Throughout my day, I have the great pleasure to work with some fantastic educators. These teachers are committed to making their students' experiences at school engaging, impactful, and student-driven. One way teachers at Benton Community are making this happen is with individual and classroom goal-setting conversations with students. I wrote about our district goal-setting process earlier this year HERE. Taking it to the next level, many teachers are going beyond the district-provided three-times-per-year conversations.
At the request of our teachers, my colleague Cynda Mehlert (@cmehlert) and I did a professional development earlier this year on Setting Quality Goals, Monitoring, and Providing Effective Feedback at our PK-3 centers. Included in this learning was research from John Hattie and his work in, Visible Learning. We outlined the importance of feedback, and that in order to make the greatest impact student achievement, our goal-setting conversations with students have to be constant. They cannot be goals we make with our students and then let them sit on a shelf for three months before we revisit them. Students need to take ownership of these goals. Our teachers took this learning and ran with it!
I would like to highlight how one of Benton Community's teachers is working through a new goal-setting process in her classroom. I get to see this process as Mrs. Fisher's Instructional Coach, but I also witness the excitement as a parent of a student experiencing this first hand. My son comes home increasingly motivated to tell us about how he and his class are progressing on their goal wall.
The idea surfaced during a coaching cycle conversation Mrs. Fisher and I were having surrounding Characteristics of Effective Instruction. We were looking for a way to go more in-depth with our coaching relationship, so Kim chose to do a self-assessment surrounding "Assessment for Learning". We went through the Innovation Configuration Map for this specific Characteristic of Effective Instruction. It was during her self-evaluation that she found she had some great ideas brewing for long-term goals of how she wanted to align goal-setting and feedback in her kindergarten classroom. Fast forward a few months, and it is up and running in her classroom. I'm am so impressed with the determination she has to make this work for her students. She is up for modifying on the spot and seeing it through to a second year of implementation.
Please let me know if you have any questions as you look through this goal-setting process in Mrs. Fisher's kindergarten classroom!

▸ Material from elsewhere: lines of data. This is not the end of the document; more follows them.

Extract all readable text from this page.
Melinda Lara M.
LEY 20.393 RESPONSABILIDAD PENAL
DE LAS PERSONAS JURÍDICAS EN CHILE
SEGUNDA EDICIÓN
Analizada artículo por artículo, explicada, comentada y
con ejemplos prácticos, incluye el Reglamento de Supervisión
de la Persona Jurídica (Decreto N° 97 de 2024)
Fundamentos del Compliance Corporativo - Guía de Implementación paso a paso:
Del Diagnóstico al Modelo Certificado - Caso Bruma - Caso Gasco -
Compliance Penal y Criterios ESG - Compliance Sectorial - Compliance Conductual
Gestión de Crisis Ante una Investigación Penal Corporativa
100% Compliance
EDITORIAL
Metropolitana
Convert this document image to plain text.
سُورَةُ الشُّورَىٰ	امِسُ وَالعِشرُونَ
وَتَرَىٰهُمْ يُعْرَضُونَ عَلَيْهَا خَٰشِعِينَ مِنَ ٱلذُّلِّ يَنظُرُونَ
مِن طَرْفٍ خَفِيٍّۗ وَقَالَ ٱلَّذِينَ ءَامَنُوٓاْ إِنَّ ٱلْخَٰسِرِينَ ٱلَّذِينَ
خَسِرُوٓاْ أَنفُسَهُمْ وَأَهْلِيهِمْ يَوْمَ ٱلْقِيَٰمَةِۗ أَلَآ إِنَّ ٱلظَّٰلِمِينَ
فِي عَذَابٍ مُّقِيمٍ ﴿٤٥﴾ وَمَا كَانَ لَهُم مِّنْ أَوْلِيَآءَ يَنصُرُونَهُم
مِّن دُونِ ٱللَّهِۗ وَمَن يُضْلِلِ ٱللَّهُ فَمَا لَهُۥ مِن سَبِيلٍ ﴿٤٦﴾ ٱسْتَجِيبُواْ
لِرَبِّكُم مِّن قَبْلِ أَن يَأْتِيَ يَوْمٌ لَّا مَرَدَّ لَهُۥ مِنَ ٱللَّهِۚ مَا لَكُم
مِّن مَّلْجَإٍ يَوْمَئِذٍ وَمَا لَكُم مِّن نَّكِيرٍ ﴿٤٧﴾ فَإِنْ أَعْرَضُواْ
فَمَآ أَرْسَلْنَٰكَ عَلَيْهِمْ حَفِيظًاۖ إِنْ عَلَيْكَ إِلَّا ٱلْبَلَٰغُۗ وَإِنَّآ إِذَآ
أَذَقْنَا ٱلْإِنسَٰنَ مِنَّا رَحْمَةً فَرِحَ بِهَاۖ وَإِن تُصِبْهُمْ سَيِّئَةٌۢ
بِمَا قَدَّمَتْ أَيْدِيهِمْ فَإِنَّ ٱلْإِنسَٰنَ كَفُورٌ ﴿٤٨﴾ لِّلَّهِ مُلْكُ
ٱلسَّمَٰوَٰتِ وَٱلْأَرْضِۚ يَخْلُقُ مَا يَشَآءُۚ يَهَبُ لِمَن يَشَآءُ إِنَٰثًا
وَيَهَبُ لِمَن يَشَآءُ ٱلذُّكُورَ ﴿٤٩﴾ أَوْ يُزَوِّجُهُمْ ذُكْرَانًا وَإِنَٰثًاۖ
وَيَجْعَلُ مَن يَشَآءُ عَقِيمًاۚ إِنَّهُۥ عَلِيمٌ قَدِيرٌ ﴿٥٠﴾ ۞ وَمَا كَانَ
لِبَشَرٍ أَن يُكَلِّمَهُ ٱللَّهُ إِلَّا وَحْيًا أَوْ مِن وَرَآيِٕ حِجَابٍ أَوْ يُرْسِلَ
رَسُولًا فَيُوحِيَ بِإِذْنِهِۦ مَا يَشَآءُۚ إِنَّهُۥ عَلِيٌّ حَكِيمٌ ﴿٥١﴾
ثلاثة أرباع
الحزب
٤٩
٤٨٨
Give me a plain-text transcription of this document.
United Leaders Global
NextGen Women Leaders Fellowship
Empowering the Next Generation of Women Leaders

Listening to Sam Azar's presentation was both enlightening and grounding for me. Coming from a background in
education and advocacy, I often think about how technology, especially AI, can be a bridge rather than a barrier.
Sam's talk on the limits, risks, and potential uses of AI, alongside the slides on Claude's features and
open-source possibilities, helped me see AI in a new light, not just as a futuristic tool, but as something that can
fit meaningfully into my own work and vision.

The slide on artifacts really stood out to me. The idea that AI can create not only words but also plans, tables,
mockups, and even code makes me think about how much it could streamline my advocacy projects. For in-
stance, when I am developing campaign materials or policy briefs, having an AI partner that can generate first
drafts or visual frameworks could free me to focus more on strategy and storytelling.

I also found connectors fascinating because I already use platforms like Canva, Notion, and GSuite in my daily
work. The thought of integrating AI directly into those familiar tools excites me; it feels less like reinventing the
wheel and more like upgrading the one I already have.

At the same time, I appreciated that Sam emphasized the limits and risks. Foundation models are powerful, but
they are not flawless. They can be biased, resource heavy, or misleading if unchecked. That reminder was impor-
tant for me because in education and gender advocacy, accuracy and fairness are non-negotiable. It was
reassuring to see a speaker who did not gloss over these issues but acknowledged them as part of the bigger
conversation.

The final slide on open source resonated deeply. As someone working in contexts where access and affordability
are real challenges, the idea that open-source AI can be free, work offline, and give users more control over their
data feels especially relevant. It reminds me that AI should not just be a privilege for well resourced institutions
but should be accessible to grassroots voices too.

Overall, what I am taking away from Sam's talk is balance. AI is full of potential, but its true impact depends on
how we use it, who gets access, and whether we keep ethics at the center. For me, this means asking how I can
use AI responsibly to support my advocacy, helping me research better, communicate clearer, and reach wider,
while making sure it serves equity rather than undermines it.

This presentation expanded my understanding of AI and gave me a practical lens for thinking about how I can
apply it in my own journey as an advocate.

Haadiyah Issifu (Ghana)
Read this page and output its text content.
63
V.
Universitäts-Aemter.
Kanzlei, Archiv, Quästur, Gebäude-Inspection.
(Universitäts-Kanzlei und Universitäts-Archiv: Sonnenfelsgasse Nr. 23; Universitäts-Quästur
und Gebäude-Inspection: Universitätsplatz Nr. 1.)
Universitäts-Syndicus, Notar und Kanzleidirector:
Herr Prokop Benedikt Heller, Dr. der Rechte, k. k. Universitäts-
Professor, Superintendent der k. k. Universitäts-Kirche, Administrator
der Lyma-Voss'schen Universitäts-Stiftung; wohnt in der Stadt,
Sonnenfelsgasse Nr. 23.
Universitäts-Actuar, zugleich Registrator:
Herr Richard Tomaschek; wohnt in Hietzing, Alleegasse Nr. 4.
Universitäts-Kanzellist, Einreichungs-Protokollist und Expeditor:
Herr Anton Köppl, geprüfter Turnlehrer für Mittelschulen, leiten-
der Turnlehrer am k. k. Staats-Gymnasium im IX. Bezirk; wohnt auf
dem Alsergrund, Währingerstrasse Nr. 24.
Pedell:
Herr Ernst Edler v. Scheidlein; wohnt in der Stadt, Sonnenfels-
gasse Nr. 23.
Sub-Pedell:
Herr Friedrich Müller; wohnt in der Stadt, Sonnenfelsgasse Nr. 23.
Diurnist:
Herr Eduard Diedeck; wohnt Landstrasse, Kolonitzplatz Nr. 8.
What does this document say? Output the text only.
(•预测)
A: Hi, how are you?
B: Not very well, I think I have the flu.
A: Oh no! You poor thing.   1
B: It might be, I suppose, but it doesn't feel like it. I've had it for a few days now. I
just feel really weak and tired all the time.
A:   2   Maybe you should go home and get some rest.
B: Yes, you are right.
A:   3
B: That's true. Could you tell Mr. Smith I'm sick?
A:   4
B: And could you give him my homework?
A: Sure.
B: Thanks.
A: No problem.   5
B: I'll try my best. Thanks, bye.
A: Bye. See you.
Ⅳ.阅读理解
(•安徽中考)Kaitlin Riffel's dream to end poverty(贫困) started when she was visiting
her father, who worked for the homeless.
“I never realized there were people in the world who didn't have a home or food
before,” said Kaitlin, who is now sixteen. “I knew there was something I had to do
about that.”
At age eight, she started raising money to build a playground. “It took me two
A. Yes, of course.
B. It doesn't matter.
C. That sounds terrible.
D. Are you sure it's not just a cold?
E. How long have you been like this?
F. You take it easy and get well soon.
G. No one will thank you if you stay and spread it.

Student goal-setting wall. "I Can Statements" are on the top and bottom of the board.
Each paw represents a student who has met the learning goal. No names are attached, the class is aiming for 18 paws in each column, one for each student.
Top Half: Sent home when goal is set - students meet with Mrs. Fisher weekly to look at potential goal areas. They brainstorm ways the student can help him/her meet the goal with activities at school and ways to practice at home. Bottom Half: Sent home when goal is met!
Mrs. Fisher meets weekly with students to assess and check to see if they have met the learning goal.
Bottom Half: Sent home when a goal is met - the student, teacher, and principal sign the bottom of the goal sheet and it is sent home to parents. They then set a new goal to work on for the next week.
Mrs. Fisher keeps track of each student's progress on a class Google Sheet. She marks dates of re-assessments and highlights when the goal is met.
Mrs. Fisher now puts a * when all of the students have met the target. The class can see how they are doing while also taking ownership in their part of the process.